The Impartial Reporter is a newspaper based in Enniskillen, County Fermanagh, Northern Ireland which is circulated in Fermanagh, South Tyrone and the border counties of the Republic of Ireland. It is the third-oldest newspaper in Ireland, and is Fermanagh's oldest surviving weekly newspaper.

==19th century==
===Founding===
The Impartial Reporter was founded in 1825 by William Trimble. Trimble took over from the original owner, printer John Gregsten. William Trimble was called the "Father of the Irish Press". During its early decades, coverage of the Great Famine was one of the top stories. The newspaper emerged the survivor of intense competition by rival newspapers in its early years.

===The Land War===
The Impartial Reporter began to take notice of the plight of tenant farmers. It became an early and outspoken champion of poor farmers during the 19th century's Land War. With the passage of the Land Law (Ireland) Act 1881, real reform began to take hold. Still, the newspaper continued to advocate for those who were still being "victimised" by unreasonable rents, the practice of using land courts (which were tilted towards landlords) to intimidate tenants, and other disadvantages. In August 1881, it rejected Parnell's more radical Land League proposals as a threat to social and political order.

The newspaper's campaign on behalf of farmers did not go unanswered. The Fermanagh Times was established in 1880 as a mouthpiece in opposition to the Impartial Reporter and other reformers.

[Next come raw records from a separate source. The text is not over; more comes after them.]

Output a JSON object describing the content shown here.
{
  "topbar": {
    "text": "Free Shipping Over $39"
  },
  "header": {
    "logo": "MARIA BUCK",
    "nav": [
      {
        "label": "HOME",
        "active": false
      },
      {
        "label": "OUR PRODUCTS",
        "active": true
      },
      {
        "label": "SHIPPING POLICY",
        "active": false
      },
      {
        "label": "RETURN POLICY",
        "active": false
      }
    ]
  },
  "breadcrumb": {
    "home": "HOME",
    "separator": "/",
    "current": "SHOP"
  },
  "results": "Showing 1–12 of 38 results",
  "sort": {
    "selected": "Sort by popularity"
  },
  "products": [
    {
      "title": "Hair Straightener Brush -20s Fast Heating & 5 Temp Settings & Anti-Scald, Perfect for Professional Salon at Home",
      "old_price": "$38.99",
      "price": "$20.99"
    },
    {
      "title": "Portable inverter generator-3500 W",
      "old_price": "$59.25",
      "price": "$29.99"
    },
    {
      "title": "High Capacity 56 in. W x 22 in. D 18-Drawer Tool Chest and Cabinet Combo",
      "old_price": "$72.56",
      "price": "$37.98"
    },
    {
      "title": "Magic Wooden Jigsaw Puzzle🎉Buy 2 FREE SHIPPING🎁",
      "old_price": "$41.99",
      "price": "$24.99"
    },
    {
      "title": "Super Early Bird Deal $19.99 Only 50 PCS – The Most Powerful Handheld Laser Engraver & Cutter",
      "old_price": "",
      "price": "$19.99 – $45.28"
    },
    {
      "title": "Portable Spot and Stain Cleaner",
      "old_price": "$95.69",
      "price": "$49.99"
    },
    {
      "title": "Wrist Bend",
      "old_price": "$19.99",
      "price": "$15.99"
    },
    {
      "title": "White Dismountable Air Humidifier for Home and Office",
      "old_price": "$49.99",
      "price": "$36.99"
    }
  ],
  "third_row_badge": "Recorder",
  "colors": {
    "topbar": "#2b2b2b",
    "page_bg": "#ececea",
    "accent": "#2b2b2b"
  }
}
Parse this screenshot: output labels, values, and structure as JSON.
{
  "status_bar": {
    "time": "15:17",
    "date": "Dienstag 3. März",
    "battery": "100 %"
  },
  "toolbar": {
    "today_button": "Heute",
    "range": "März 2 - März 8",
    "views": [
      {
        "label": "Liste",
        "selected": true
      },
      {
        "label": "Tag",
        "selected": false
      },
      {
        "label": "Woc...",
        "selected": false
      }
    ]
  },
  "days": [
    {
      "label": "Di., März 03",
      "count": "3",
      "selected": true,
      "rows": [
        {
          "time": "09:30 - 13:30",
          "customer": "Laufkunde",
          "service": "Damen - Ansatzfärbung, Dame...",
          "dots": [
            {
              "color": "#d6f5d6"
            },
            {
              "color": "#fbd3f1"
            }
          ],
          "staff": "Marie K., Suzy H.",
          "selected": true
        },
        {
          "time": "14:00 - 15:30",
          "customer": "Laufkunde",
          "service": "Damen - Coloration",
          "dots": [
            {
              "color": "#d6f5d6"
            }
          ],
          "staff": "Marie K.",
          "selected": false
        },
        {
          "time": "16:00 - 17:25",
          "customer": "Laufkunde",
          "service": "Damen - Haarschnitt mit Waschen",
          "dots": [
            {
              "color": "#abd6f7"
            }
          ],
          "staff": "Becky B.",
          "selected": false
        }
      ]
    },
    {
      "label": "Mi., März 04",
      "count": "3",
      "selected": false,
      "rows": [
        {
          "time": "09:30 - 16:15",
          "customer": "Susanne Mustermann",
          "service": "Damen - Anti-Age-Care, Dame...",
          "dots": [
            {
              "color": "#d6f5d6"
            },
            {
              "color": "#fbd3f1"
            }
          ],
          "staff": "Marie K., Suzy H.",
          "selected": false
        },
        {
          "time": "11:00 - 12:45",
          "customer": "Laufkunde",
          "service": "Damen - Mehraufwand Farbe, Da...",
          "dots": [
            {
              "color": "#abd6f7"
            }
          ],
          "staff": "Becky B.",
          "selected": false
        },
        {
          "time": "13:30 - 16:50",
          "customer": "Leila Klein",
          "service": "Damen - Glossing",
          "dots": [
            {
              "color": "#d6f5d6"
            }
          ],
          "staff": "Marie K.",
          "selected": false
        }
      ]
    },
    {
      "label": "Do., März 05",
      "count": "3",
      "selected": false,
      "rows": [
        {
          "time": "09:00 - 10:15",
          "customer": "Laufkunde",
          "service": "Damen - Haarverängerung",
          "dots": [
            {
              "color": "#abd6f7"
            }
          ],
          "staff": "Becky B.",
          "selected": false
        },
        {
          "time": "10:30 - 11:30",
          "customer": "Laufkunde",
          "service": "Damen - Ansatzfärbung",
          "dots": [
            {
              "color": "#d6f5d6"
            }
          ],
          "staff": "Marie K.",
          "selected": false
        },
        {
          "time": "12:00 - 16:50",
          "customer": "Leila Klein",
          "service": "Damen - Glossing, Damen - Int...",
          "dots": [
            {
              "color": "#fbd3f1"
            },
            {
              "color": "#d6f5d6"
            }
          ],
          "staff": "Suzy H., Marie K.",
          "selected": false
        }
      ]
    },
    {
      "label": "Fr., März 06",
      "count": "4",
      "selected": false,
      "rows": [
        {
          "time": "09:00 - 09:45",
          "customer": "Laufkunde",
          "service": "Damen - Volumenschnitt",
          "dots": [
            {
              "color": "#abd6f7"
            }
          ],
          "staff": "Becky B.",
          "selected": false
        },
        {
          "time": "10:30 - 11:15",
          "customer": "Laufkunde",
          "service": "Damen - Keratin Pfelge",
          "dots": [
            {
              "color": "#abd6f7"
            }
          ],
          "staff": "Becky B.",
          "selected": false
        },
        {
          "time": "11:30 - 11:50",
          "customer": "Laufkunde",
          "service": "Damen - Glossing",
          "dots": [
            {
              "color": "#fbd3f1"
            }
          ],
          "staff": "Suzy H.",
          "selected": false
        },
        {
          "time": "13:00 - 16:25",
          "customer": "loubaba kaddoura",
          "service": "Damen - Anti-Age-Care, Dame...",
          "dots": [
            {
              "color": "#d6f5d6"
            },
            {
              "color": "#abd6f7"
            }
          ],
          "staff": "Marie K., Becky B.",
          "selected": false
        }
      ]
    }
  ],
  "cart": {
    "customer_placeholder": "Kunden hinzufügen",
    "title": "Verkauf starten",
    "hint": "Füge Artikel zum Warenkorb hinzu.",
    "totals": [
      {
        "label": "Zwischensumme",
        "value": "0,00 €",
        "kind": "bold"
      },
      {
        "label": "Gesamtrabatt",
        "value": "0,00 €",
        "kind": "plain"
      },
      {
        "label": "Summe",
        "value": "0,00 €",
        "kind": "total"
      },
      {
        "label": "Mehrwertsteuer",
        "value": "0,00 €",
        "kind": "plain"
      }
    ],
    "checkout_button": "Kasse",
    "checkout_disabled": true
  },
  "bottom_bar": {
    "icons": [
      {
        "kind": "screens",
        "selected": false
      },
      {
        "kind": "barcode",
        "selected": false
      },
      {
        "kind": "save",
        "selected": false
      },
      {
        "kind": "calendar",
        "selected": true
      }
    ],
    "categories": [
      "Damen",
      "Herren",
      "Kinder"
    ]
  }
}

It was patronized by land-owning conservatives, and was run by William Ritchie.

===Unionism===
In 1885, the editorial position was that the conflict between landlords and tenant farmers was a far more serious issue than the political arguments between Green and Orange factions. The Orange Order was seen as being dominated by landed interests, and was generally opposed. The Impartial Reporter long reserved its opinion on the Home Rule question—backing Gladstone's position.

While the Impartial Reporter remained sceptical of Unionism, the rival Fermanagh Times, reflecting its supporters' views, took an early Unionist stance. The Impartial Reporter eventually converted to supporting Unionist views during the second Home Rule debate in the early 1890s. It gradually became the most vocal advocate for Unionism in the county, eclipsing even the Fermanagh Times.

==Recent history==
The Impartial Reporter was owned and published by the Trimble family until 2006, one of the last owners being the pianist and composer Joan Trimble (1915–2000). It was then sold to Ulster News Group (a subsidiary of Dunfermline Press, Ltd.). It holds the world's record for being the newspaper to have its ownership longest in the hands of a single family. The Trimble family continued to exercise a managing role in the newspaper.

In 2008, the Impartial Reporter was named as "Newspaper of the Year" in the inaugural Slugger O'Toole political awards.

Dumfermline Press went into receivership after the death of owner Deirdre Romanes and were acquired by management and Lloyds Bank under the name Romanes Media in 2012. Newsquest acquired Romanes Media in 2015.

In 2019, Sarah Saunderson, the editor, quit her job. She said her decision followed a "perfect storm" in which the recession and emerging online competition struck an often devastating blow to local newspapers across the UK.

Mark Conway replaced Sanderson as editor.

In June 2023, former reporter Rodney Edwards was appointed editor of the newspaper.